Свете почему-то казалось, что испытать оргазм она должна в каком-нибудь диком, неприспособленном месте — например, на безлюдном берегу Камы, где вздыбились обглоданные до белизны кости прибитого половодьем топляка, в перерыве, покуда один прогулочный теплоходик не увидит корму другого, или, предположим, «Пока движется баржа», — тогда Света, обняв величественными руками грубые брёвна, ошеломляла Шрамова молочной белизной литых державных ягодиц с кареглазыми симметричными родинками на обеих полушариях и понукала:
— Ну, давай!..
Вместе со Светой Шрамов так обучился управлять собственным организмом, что мог дать фору не только барже, но и черепахе Ахилла, доползшей из Древней Греции до наших дней. Однако, сдаётся, даже черепаха Ахилла не помогла бы Шрамову в его решимости удовлетворить ненасытную женщину. Света напоминала ему Каму, а Кама — Свету. Кама, в своём могуществе, настолько бесчувственная река, что в ней можно утонуть или её переплыть, но она не заметит ни того, ни другого.

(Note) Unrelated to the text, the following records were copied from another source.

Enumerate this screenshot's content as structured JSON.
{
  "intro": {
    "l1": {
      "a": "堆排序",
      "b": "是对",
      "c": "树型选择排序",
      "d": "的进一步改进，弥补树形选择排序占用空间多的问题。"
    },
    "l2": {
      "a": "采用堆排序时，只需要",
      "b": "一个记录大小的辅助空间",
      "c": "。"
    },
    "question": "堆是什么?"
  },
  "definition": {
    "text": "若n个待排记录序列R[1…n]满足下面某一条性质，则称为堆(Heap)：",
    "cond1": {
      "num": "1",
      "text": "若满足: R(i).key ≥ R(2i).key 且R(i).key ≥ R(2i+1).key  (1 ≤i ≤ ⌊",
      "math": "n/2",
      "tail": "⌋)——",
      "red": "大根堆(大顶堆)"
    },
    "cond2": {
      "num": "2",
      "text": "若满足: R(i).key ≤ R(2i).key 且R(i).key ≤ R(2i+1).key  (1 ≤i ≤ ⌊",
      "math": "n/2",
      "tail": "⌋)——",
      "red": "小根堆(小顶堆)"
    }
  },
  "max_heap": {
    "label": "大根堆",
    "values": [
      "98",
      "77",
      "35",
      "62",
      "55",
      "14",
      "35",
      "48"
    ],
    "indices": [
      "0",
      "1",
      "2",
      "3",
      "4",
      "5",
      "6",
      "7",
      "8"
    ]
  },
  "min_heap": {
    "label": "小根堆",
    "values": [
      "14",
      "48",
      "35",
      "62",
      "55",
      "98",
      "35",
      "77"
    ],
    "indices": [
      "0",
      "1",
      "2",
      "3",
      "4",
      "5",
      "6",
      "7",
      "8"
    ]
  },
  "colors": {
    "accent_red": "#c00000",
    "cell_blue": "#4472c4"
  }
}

Шрамов покосился на Свету. Она лежала с закрытыми глазами на походной «пенке», раскатанной на прогретом июльским солнцем песке, в плотно облегающем тело пунцовом купальнике и было видно, как под сачочками её век трепетали пойманные мотыльки непогашенного возбуждения. Шрамов смерил взглядом расстояние от этого до того берега. А если?..

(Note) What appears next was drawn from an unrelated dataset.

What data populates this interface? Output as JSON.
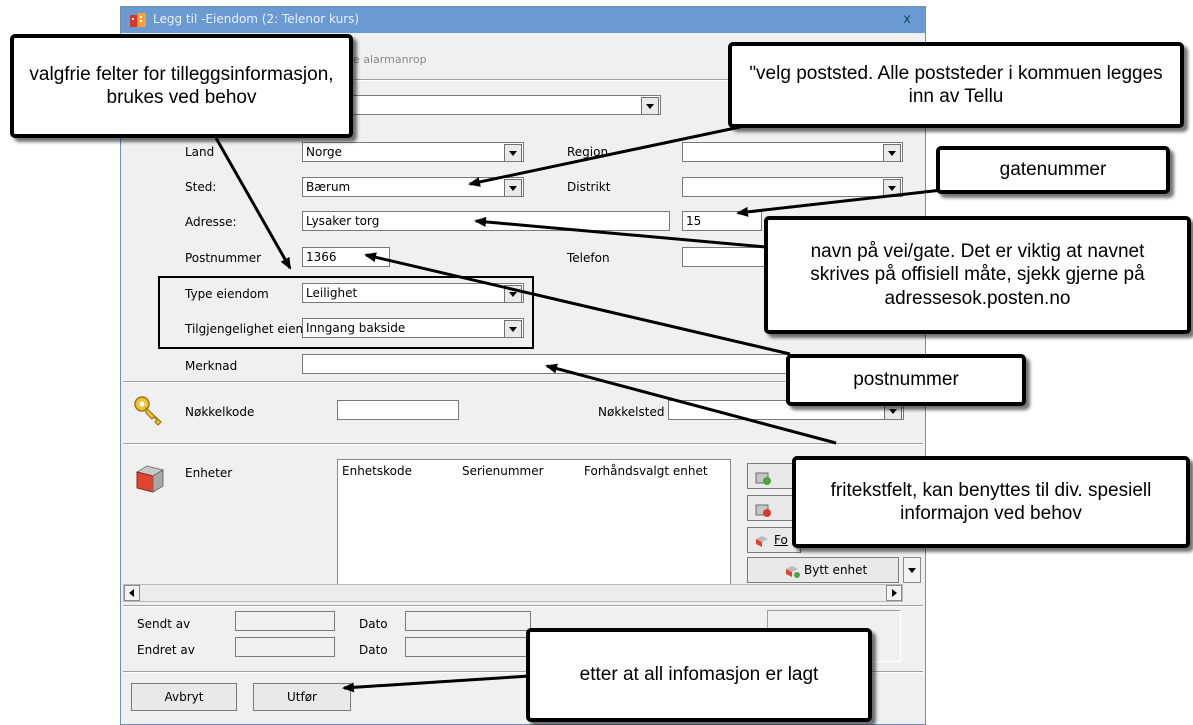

Он вошёл по пояс в рыжеватую и тяжёлую, словно в ней растворены ржавые гвозди, неподвижную, на первый хапок, воду и поплыл. Переплывать реки было его страстью. Он коллекционировал их переплытие. На брелке личного крещения Шрамова позванивали Днепр с его гоголевской редкой птицей, Дон, в котором Григорий поил коня, а Аксинья черпала воду повинными вёдрами, туманная ввечеру Сороть, где купался Пушкин, холодная и стремительная шукшинская Бия, несколько андроповских озёр в Карелии, отрезок Чёрного моря от скалы «Парус» до Ласточкина гнезда и обратно, и, наконец, река Великая напротив Псковского кремля (но это из-за названия!). Света ещё подтрунивала: «Реку Великую умалил Шрамов!»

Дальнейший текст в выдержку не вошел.